Поэт и прозаик Ламед (Лейви-Иешуа) Шапиро (1878–1948) прожил трудную и беспокойную жизнь, со множеством переездов между Киевом, Одессой и Варшавой, а далее Лондоном, Нью-Йорком и Лос-Анджелесом. Творческое наследие оставил камерное. В этом наследии велика была роль русской литературы, в частности Достоевского. И среди рассказов Шапиро попадаются настоящие жемчужины. Они впервые переведены на русский язык и готовятся к выходу в свет в издательстве «Книжники».

Продолжение. Начало в № 6–7 (374–375)

Гость

Подобрав рваное платье, Сора-Хана быстро шагала погрязной улице домой из лавки. Седые волосы выбились из-под платка, глаза слезились от сырого ветра. Из-под дырявых, чавкающих башмаков летели брызги грязи, пачкали подол, но Сора-Хана ничего не замечала и торопливо
шла, неуклюже переставляя ноги и отворачивая от ветра пылающее лицо.

— Сора-Хана, Сора-Хана! — окликнула ее торговка, сжимая ладонями горшок с горячими углями.

— Куда это вы так бежите?

— Сын приехал, — со смущенной улыбкой ответила Сора-Хана и пустилась дальше.

— Сора-Хана, чтоб вы были здоровы! — немного дальше крикнула ей Броха из мясной лавки. — Что случилось, куда спешите?

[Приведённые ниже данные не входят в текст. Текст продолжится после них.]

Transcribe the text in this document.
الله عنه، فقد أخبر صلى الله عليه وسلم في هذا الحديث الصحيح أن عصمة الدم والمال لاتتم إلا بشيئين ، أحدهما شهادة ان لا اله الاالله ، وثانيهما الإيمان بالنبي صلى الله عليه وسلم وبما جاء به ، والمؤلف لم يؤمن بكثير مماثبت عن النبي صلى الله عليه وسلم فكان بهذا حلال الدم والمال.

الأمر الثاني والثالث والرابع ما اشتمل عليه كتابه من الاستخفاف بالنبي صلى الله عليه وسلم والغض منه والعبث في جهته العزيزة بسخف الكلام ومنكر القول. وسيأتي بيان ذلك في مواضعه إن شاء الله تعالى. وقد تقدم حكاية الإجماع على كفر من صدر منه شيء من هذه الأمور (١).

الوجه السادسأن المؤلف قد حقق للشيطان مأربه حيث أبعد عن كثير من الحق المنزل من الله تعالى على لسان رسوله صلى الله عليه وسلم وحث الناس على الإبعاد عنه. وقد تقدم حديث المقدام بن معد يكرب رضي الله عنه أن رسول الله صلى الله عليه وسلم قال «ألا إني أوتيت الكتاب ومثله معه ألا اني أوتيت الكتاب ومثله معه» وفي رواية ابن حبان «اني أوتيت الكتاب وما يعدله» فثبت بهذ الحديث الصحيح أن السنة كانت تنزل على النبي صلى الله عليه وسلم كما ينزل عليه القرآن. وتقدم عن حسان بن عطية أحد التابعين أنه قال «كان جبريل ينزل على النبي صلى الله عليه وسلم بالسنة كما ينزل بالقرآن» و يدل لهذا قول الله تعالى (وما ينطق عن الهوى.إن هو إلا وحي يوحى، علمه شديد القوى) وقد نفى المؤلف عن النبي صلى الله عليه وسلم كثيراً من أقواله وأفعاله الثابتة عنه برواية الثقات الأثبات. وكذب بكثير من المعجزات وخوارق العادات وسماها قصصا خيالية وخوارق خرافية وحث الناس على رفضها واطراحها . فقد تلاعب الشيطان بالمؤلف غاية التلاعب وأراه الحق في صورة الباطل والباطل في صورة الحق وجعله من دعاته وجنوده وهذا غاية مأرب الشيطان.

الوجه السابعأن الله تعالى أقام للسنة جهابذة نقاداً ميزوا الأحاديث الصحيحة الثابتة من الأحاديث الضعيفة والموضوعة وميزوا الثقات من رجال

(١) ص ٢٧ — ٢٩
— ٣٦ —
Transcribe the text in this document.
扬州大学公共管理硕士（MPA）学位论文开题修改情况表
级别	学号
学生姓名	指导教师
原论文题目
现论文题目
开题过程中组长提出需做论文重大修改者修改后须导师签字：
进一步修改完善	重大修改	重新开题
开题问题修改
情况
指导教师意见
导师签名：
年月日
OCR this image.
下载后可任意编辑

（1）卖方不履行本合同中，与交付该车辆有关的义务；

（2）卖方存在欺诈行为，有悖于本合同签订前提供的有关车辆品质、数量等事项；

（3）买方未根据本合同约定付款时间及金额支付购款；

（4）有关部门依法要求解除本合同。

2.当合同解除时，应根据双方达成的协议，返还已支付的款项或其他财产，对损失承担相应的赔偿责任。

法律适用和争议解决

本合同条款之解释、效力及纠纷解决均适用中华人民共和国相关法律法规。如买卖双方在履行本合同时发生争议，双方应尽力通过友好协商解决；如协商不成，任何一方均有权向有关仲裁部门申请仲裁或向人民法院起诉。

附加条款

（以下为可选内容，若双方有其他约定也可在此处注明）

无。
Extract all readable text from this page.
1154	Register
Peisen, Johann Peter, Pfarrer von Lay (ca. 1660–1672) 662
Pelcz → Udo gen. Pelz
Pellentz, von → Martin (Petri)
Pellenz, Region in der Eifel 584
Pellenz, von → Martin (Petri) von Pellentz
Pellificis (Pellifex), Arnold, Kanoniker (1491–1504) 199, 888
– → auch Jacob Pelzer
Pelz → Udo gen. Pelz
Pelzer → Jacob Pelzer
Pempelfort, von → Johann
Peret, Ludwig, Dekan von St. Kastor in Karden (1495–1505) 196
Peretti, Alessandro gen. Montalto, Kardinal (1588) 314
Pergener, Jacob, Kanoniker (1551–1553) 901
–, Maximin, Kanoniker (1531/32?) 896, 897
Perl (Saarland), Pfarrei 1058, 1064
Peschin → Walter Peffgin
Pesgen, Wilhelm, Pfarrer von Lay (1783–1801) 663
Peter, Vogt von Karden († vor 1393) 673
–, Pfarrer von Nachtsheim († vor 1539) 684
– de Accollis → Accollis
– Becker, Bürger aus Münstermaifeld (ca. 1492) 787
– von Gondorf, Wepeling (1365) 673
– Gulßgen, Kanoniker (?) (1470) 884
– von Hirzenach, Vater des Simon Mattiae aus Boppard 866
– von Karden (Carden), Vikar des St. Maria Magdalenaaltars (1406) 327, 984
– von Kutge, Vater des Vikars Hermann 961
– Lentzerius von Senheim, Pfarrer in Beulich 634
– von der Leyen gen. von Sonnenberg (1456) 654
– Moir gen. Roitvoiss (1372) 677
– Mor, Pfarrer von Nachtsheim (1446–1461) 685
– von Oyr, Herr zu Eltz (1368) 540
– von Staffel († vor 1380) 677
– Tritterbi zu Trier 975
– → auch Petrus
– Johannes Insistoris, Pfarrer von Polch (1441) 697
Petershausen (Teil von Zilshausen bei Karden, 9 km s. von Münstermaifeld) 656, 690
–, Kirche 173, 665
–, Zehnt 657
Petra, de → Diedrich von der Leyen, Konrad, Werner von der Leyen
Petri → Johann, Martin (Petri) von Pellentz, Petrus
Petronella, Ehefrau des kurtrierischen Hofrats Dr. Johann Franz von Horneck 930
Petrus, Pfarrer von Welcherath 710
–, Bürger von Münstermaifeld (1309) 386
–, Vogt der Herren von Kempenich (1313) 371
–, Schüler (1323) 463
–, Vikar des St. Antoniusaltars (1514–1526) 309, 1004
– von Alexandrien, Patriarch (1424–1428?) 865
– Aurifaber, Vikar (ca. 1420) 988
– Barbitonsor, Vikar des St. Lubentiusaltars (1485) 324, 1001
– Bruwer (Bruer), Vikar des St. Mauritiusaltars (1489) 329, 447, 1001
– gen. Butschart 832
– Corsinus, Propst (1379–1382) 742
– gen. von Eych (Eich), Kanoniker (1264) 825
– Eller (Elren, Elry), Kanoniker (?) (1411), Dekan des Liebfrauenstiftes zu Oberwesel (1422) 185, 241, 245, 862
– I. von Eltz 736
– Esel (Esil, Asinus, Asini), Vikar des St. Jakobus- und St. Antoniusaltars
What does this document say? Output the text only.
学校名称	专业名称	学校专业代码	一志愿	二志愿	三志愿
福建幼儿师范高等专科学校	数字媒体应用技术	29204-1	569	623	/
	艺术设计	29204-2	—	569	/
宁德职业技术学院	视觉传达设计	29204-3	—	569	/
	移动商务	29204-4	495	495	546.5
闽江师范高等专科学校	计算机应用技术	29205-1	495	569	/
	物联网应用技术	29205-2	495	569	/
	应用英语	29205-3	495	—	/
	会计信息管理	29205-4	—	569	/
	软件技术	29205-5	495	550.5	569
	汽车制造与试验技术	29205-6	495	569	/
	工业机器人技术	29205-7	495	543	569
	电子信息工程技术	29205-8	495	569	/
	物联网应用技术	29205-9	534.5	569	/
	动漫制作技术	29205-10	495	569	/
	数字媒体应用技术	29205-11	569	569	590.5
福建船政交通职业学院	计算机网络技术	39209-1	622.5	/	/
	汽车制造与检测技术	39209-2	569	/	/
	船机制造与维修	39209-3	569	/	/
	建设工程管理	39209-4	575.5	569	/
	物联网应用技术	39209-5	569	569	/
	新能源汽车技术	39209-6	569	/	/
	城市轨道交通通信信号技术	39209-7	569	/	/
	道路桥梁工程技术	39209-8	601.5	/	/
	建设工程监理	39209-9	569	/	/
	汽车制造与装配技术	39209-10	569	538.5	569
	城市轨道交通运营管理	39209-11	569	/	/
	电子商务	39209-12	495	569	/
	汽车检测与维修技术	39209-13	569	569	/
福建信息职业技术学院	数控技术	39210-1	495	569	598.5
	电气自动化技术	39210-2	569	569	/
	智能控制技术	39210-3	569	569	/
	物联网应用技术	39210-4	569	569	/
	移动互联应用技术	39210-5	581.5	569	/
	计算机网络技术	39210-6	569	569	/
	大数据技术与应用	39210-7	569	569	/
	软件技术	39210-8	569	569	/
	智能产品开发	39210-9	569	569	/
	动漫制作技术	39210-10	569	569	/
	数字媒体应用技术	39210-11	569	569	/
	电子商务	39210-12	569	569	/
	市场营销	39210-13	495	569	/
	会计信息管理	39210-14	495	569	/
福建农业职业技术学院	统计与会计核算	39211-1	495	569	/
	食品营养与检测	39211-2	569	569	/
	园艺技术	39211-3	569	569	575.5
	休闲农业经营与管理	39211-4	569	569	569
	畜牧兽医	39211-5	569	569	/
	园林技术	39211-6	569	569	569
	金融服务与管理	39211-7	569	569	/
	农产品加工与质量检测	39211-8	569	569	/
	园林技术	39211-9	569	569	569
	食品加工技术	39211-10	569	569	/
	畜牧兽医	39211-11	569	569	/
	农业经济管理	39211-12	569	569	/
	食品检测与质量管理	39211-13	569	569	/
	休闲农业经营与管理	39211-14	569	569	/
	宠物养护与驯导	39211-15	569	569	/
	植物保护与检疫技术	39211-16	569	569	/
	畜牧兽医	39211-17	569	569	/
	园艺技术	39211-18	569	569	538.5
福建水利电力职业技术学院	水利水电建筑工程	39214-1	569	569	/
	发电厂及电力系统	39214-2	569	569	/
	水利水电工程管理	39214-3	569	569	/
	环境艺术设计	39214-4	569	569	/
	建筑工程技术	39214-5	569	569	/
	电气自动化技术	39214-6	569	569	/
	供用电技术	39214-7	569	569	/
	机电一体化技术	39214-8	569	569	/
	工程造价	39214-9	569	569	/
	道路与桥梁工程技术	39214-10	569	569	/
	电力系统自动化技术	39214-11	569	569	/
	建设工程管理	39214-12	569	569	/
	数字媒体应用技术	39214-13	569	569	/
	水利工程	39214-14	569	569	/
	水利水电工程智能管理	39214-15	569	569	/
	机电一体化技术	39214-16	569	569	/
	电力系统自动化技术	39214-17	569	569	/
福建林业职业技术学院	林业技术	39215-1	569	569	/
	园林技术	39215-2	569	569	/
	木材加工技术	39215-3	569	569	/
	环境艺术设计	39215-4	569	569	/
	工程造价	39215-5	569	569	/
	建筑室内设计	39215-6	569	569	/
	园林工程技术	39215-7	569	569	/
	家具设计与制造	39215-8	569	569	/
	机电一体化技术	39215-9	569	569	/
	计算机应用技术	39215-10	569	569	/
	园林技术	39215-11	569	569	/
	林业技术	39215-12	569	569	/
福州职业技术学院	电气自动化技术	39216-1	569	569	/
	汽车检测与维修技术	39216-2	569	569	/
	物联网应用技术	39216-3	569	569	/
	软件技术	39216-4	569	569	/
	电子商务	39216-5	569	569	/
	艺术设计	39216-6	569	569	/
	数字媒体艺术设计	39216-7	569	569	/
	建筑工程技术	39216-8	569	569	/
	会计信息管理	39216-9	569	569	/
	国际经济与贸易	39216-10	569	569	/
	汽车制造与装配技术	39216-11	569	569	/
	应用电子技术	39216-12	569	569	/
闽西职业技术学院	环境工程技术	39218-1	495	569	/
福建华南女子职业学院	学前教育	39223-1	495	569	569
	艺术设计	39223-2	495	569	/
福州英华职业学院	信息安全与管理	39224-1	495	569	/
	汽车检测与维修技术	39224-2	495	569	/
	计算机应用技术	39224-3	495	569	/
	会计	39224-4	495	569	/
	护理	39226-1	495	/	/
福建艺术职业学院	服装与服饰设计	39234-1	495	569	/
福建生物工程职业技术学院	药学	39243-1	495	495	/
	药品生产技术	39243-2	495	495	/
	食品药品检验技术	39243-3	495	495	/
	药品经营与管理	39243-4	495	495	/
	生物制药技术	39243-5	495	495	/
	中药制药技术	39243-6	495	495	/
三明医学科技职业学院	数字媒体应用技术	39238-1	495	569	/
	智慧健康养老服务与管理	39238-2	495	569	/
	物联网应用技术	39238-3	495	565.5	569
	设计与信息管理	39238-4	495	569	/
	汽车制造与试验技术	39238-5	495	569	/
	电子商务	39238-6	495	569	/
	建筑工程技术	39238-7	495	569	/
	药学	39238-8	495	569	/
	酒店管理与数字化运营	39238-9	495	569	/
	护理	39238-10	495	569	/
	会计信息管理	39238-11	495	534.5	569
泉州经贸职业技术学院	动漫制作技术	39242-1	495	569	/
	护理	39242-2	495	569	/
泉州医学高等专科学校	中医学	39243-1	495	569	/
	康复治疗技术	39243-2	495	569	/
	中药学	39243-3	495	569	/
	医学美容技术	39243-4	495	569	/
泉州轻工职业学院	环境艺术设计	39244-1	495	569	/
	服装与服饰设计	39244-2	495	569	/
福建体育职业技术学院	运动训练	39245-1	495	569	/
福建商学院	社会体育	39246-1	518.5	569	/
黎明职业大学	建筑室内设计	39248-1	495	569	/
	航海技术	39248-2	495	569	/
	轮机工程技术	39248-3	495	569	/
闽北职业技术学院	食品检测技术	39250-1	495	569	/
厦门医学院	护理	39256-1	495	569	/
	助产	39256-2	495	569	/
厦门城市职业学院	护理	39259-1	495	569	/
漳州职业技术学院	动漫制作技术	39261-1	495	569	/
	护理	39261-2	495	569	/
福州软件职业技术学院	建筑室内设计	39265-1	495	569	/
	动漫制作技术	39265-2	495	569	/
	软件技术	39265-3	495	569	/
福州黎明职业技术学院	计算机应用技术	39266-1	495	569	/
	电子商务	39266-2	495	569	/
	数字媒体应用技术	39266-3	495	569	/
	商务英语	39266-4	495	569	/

— Гость у меня… — на этот раз с гордостью отозвалась Сора-Хана, пробегая мимо. — Сын…

— К Соре-Хане сын приехал! Доктор! Окончивший… — передавали друг дружке женщины.

Новость мгновенно распространилась по улице и опередила саму Сору-Хану.

— Сора-Хана, к вам сын приехал! — подскочила к ней какая-то девушка.

— Дай Б-г здоровья вам и вашему гостю! Когда приехал-то? Только с поезда, наверно? — попыталась ее задержать жена свата Хаима.

Сора-Хана только кивала налево и направо. Останавливаться было некогда. Она счастливо улыбалась и шагала все быстрее. Сердце радостно билось. Вбежав в дом, где она снимала жилье, Сора-Хана попыталась закрыть перекошенную дверь. Та не поддалась, и Сора-Хана так и оставила ее открытой. Хозяева встретили женщину улыбкой.

Возле печи

— Где мой Мойшл? — спросила Сора-Хана и, не дожидаясь ответа, бросилась к своей комнате.

А в дверях уже стоял ее Мойшл, молодой человек лет двадцати восьми, без шапки и с пенсне на носу. Вдруг у Соры-Ханы руки опустились.

— Ну, как поживаешь? — спросила она с увядшей улыбкой, вытирая нос рукавом.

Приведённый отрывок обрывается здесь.